Der Slowake setzte sich dank einer späten Energieleistung durch und entschied in Valence das 13. Teilstück nach 169,5 Kilometern für sich. Der Kapitän der deutschen Bora-hansgrohe-Mannschaft verwies Alexander Kristoff aus Norwegen und den Franzosen Arnaud Démare auf die Plätze. «Er ist ein unglaublicher Typ», sagte kein Geringerer als Tour-Dauerchampion Chris Froome anerkennend über den Slowaken. «Das war ein bisschen verrückt nach den letzten Tagen», resümierte der Weltmeister seinen Coup vom Freitag.

John Degenkolb, der am Sonntag noch das Kopfsteinpflaster-Teilstück nach Roubaix gewonnen hatte, landete auf Platz vier. Andere deutsche Sprinter waren nicht mehr im Rennen. Sagan baute die Führung in der Punktewertung aus. Insgesamt steht der charismatische Träger des Grünen Trikots nun bei insgesamt neun Etappensiegen bei der Tour.

Im Kampf um das Gelbe Trikot gab es keine Veränderungen: Sky-Profi Geraint Thomas aus Wales liegt an der Spitze der Gesamtwertung 1:39 Minuten vor seinem britischen Teamkollegen Froome und 1:50 Minuten vor dem Niederländer Tom Dumoulin (Sunweb). «Das war ein schneller Tag auf schnellen Straßen, aber das ganze Peloton hat nach den vergangenen Tagen diesen etwas einfacheren genossen», sagte Thomas.

Am Samstag könnte es unter den Podiumskandidaten wieder Attacken geben, wenn es am Ende der 14. Etappe in Mende den kurzen, aber steilen Anstieg hoch zum Flughafen geht. Dort hatten bereits einige Hochkaräter überraschend Zeit verloren. «Das wird nicht einfach, es könnte kleine Abstände unter den Favoriten geben», meinte Froome. «Wir stellen uns auf Angriffe ein.» Der in Frankreich unbeliebte Froome hat an Mende keine guten Erinnerungen: Dort wurde er 2015 bei einer üblen Ekel-Attacke bespuckt und mit Urin bespritzt.
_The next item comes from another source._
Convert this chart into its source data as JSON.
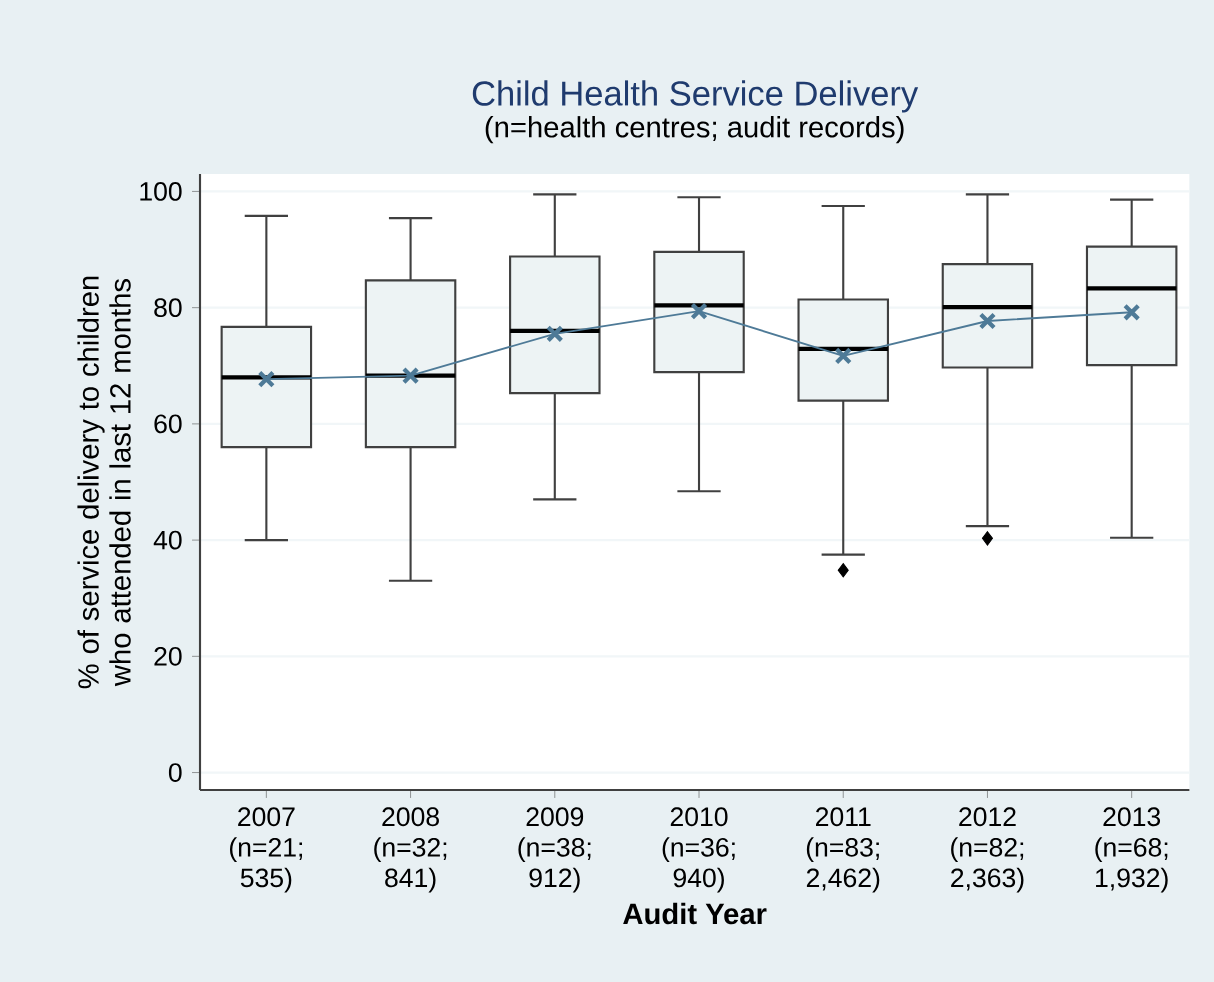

Nach den drei schweren Bergprüfungen mit etlichen Ausfällen verließ das Peloton die Alpen in Richtung Valence. In der malerischen Stadt an der Rhône hatte André Greipel 2015 einen Sieg gefeiert - diesmal aber konnte der gebürtige Rostocker nicht in den Kampf um den Tagessieg eingreifen. Er war wie seine Sprinterkollegen Marcel Kittel, Fernando Gaviria (Kolumbien), Mark Cavendish (Großbritannien) und Dylan Groenewegen (Niederlande) in den Tagen zuvor ausgeschieden. «Für mich ist dieses Spektakel einfach zu viel gewesen in diesem Jahr», hatte er am Freitag im ZDF-Morgenmagazin gesagt und damit die Tour-Bosse für die Streckenführung und die schweren Bergetappen kritisiert.

Auf der in Bourg d'Oisans unterhalb von L'Alpe d'Huez gestarteten Flachetappe ließen es dann vor allem die Kandidaten für die Gesamtwertung und ihre Teams entspannt angehen. Spitzenreiter Thomas und seine Sky-Mannschaft um den nominellen Kapitän Froome gönnten sich eine ruhigere Etappe, nachdem sie an den zwei Tagen zuvor mit großem Aufwand die Konkurrenz in Schach gehalten und für die Doppelführung durch Thomas und den viermaligen Tour-Sieger Froome gesorgt hatten. Auch die Rennställe der Herausforderer hielten sich zurück, darunter Bahrain-Merida, dessen Kapitän Vincenzo Nibali nach einem Sturz am Donnerstag wegen eines Wirbelbruchs aufgeben musste.